On the fourth night of Chanukah, in the company of representatives of his children, grandchildren, and grandchildren, my father, Dennis Senator- Lipman, received a medal on behalf of the State of Israel awarded to, and in recognition of the 1,500,000 Jewish soldiers who fought against Nazi Germany in the World War 2.
Dennis, my dad, was born in 1923 and lived his early days in the town of South Shields, in the north east of England. His father, my grandfather, was the President of the active, lively shul.
With the entry of England into the war, and being still underage, Dad left school, and volunteered to the Royal Navy Volunteer Reserve, with the I.D. number that would accompany him throughout the war, CMX/647115. As soon as he reached the age of 18, in 1941, he joined the Royal Navy, and as had already apprenticed as an Electrical Switchgear Engineer, was immediately inducted at the rank of Petty Officer (equivalent of Army sergeant).
His service in the war years that followed saw him serve on a submarine (HMS Surdar), a mine laying carrier (HMS Manxman), and aircraft carrier HMS Ocean.
Despite memory failures (don’t we ALL have them?) Dad recites all these names straight off his cuff.
At the end of the war Dad joined the Merchant Navy and served a couple of years more on the seas, bringing him to visit countries in five continents.
In 1950 he met and married my late Mum and they eventually settled down in London where Dad worked as a shipbroker in the heart of the City of London.
Mum was an ardent Zionist and both of them supported and encouraged both my brother and I joining chalutzic Zionist youth movement (DROR). Unlike many of their peers, they were not afraid of the possibility that their children (my brother and I might eventually even make Aliya and settle in Israel.)
In June 1967, already a very successful businessman in London, well respected in the community, with two teenage sons, and while most of the Jewish community were busy donating money to Israel that was "about to be annihilated", Dad walked in to the Israeli Embassy, and at the age of 44, asked to volunteer to the Israeli Navy.
As we know, despite the situation, the State of Israel did not take foreign volunteers, but this sign of courage and true commitment, at such a time of doubt on the future of the State, resulted in him receiving a beautiful hand written letter from the Israeli Ambassador Ahron Remez, at the time, thanking him for his offer.
When I came on "shnat" in 1970, and during my parents visit to Israel, half way through the year, they learnt from me that I did not intend to return, but to make Aliya, without going to university, join Kibbutz Machanyim and join the I.D.F.
Although like any Jewish parents, they wanted me to finish my studies, Dad knew, that following his example over the years, he could not only not argue with me, but gave his and Mum's blessing…..and decided to make Aliya with my younger brother.
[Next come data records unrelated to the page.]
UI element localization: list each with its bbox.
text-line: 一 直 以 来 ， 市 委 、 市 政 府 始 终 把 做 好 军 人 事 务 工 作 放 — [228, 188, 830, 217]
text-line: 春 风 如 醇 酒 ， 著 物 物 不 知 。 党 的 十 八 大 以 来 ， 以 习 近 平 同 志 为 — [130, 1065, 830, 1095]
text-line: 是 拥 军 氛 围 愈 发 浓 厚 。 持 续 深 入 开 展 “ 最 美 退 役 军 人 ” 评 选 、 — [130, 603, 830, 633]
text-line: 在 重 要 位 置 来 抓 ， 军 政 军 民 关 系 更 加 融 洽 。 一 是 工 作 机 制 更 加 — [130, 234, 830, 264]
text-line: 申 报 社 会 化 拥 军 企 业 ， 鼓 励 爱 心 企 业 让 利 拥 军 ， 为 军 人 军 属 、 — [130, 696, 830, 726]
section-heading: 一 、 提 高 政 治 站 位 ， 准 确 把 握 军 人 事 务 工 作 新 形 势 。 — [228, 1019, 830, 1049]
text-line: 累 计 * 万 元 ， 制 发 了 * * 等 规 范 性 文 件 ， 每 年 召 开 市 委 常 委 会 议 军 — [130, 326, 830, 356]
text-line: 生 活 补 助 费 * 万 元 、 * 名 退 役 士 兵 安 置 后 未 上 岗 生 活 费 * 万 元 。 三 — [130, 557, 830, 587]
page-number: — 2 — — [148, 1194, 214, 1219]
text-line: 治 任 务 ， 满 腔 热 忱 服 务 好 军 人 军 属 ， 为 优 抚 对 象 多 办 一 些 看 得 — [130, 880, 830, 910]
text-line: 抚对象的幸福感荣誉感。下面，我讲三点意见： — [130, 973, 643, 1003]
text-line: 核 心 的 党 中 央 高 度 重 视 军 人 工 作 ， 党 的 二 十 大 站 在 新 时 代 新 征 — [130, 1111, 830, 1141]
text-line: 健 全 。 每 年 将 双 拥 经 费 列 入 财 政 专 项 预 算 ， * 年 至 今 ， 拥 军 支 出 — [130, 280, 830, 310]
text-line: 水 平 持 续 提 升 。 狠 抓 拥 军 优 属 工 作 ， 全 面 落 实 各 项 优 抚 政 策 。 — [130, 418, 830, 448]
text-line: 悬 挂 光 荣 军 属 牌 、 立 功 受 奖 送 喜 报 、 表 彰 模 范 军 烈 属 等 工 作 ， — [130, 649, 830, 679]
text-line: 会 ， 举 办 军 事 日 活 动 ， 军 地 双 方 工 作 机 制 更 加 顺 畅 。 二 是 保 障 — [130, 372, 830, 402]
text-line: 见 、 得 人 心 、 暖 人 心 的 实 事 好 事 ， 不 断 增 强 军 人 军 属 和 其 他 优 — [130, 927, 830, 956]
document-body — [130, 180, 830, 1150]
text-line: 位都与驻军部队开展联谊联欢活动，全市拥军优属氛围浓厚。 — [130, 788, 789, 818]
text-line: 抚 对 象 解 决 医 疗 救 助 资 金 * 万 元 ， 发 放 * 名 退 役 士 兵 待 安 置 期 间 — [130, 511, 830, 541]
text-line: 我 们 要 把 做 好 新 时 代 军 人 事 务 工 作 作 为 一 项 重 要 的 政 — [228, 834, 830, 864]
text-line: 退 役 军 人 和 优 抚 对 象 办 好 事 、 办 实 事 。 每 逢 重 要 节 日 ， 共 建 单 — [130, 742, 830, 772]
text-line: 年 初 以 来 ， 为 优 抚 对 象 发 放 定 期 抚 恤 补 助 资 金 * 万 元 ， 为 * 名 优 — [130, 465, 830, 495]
Leaving a very comfortable life in the U.K., leaving their friends and family, in their mid-forties, was not an easy decision, and the seventies were not an easy time for new olim. Dad worked for a while in his profession, (as a shipbroker) but the recession took its toll, and he retired early.
We all know (olim new and not so new) that despite our commitment, passion and ideals, the move is never easy and has long term ramifications that follow us all our lives.
Mum and Dad's Aliya was not easy. Today, four years after the passing of my mother, in to his 94th year, Dad lives in the beautiful, caring, nursing home on Kfar Hanassi. His day is full with devouring every word in the Jerusalem Post, daily Skype talk with his younger sister in England, and hours of surfing on the internet…asking endless questions to Google on the wide range of subjects that occupy his mind.
We are all very proud of Dad and the fact that the State of Israel decided to recognize his efforts and that of those so many more Jews in the Second World War. We feel very lucky that Dad is with us, seventy years and more after the end of the war.
Despite carrying all the physical challenges that come with batting in to your nineties, we all feel that Dad is very proud of his biggest achievement……four generations of 2 children, 8 grandchildren, 13 great grandchildren all living in Israel, and bringing him much pride and nachas.
Yeshar Koach Dad. Lechayim and lebriut!